Fig. 4.. Protonation state of Y244 in the P_R (A) and O (B) states.

The post translationally modified Y244 forms a H-bonding network with the OH group of the farnesyl side chain of heme a₃, a water molecule (W¹) and T316. In the P_R state, an additional water, W², is recruited into the BNC to stabilize the tyrosinate configuration of Y244. This water is absent in the O state reported here, as evident in the 2FO-FC electron density map (contoured at 1.0 σ) shown in the lower inset, signifying that Y244 is in the neutral protonated state. For clarity the BNC ligands are not shown. The oxygen atom and hydrogen atoms are shown as red and white spheres.

Fig. 5.. Hypothesized ligand transformation in the BNC during the CcO reaction cycle.

The oxidative and reductive phase of the reaction cycle are highlighted with green and blue backgrounds, respectively. The white arrows indicate the proton translocation reactions associated with the reaction cycle. The lifetimes associated with the P_R→F, F→O_H and O_H→O transitions are indicated in red.

Fig. 6.. Functional role of Y244 during the CcO reaction cycle.

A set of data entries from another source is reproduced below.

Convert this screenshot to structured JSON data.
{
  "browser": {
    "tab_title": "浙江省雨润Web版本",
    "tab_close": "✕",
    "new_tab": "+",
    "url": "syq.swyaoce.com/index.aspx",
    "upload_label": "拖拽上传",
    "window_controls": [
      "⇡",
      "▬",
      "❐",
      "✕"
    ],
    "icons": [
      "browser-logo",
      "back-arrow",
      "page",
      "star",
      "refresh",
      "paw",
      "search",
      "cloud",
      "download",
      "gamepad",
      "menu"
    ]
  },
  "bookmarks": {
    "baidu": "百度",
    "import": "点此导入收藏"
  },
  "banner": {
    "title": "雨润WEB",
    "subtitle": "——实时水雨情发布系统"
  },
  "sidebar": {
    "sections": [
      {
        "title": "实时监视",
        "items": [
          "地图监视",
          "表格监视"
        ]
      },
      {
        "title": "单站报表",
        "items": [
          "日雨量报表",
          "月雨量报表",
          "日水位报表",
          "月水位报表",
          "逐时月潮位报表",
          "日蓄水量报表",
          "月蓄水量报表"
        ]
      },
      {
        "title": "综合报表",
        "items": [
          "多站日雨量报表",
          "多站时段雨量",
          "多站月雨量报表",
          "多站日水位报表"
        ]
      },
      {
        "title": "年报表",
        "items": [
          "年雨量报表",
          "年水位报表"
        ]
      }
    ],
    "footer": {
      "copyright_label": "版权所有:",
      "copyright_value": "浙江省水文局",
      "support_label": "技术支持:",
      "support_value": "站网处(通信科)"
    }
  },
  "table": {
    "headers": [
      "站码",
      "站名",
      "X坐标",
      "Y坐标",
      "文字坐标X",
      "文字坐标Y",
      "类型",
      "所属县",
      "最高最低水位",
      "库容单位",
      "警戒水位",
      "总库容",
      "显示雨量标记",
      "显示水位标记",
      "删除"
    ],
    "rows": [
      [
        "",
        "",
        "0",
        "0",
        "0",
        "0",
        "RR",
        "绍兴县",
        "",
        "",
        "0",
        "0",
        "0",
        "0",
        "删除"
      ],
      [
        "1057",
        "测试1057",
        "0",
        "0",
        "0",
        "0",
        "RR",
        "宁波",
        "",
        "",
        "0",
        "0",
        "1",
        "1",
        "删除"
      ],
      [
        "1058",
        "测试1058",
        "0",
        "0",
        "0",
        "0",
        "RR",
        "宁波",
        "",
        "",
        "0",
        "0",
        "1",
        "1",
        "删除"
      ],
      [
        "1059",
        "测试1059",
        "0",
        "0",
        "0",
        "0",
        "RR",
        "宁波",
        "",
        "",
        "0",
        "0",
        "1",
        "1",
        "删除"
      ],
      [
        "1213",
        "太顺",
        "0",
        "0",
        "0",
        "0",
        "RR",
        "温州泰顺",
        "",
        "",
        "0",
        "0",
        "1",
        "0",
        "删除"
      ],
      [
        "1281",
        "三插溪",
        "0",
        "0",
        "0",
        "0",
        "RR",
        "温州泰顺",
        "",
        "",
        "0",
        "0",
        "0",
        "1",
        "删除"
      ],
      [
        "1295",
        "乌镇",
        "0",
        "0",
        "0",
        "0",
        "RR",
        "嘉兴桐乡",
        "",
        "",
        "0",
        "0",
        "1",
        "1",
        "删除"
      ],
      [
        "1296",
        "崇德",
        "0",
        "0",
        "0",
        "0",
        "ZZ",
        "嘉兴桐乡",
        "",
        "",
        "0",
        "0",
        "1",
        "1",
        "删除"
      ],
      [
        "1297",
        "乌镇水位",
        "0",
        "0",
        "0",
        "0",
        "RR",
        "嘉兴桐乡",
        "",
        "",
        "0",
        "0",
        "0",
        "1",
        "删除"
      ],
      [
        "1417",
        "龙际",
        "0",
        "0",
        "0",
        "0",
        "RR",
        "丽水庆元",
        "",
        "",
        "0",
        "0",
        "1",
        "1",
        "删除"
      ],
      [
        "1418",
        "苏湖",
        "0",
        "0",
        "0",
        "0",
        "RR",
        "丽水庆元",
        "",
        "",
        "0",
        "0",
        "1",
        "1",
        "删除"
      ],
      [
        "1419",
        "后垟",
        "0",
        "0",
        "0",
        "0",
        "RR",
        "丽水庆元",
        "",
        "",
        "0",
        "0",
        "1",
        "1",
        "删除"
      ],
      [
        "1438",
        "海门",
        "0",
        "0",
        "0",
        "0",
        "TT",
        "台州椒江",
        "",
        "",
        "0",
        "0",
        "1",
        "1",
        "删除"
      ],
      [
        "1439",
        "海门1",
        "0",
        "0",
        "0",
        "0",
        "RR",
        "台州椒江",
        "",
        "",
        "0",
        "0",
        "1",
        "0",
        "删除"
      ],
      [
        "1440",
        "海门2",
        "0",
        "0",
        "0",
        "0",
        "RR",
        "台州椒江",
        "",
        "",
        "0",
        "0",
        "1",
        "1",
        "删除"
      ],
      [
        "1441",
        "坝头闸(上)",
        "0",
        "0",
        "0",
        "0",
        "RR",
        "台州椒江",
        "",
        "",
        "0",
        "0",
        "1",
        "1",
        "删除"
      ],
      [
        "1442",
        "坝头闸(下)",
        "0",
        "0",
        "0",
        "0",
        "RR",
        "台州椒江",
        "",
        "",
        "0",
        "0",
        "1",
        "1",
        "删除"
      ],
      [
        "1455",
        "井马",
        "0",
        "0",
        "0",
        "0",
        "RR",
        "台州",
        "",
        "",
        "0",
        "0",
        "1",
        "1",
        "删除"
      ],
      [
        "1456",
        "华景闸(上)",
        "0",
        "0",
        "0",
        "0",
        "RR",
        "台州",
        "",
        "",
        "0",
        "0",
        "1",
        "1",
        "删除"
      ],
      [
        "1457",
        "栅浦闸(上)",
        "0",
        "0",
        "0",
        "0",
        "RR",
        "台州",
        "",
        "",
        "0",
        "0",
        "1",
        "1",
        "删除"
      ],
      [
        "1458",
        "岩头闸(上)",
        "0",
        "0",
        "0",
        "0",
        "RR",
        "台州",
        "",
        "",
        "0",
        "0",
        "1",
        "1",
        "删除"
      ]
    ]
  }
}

(A) During the active turnover, Y244 cycles between the neutral form (YH), tyrosyl radical form (Y^•) and deprotonated tyrosinate form (Y⁻) as depicted by the blue cycle. In all the intermediate states active in proton translocation, Y244 is in the Y⁻ form (in red), which ensures the tight coupling of electron transfer (green arrows) and substrate proton transfer (blue arrows), via the D and K-channel into the BNC, to drive the proton translocation (red arrows) via the D or H channel from the N to P-side of the membrane. (B) The protonation of the tyrosinate to the YH form (red) in the O state disables the proton translocation upon its reduction to R.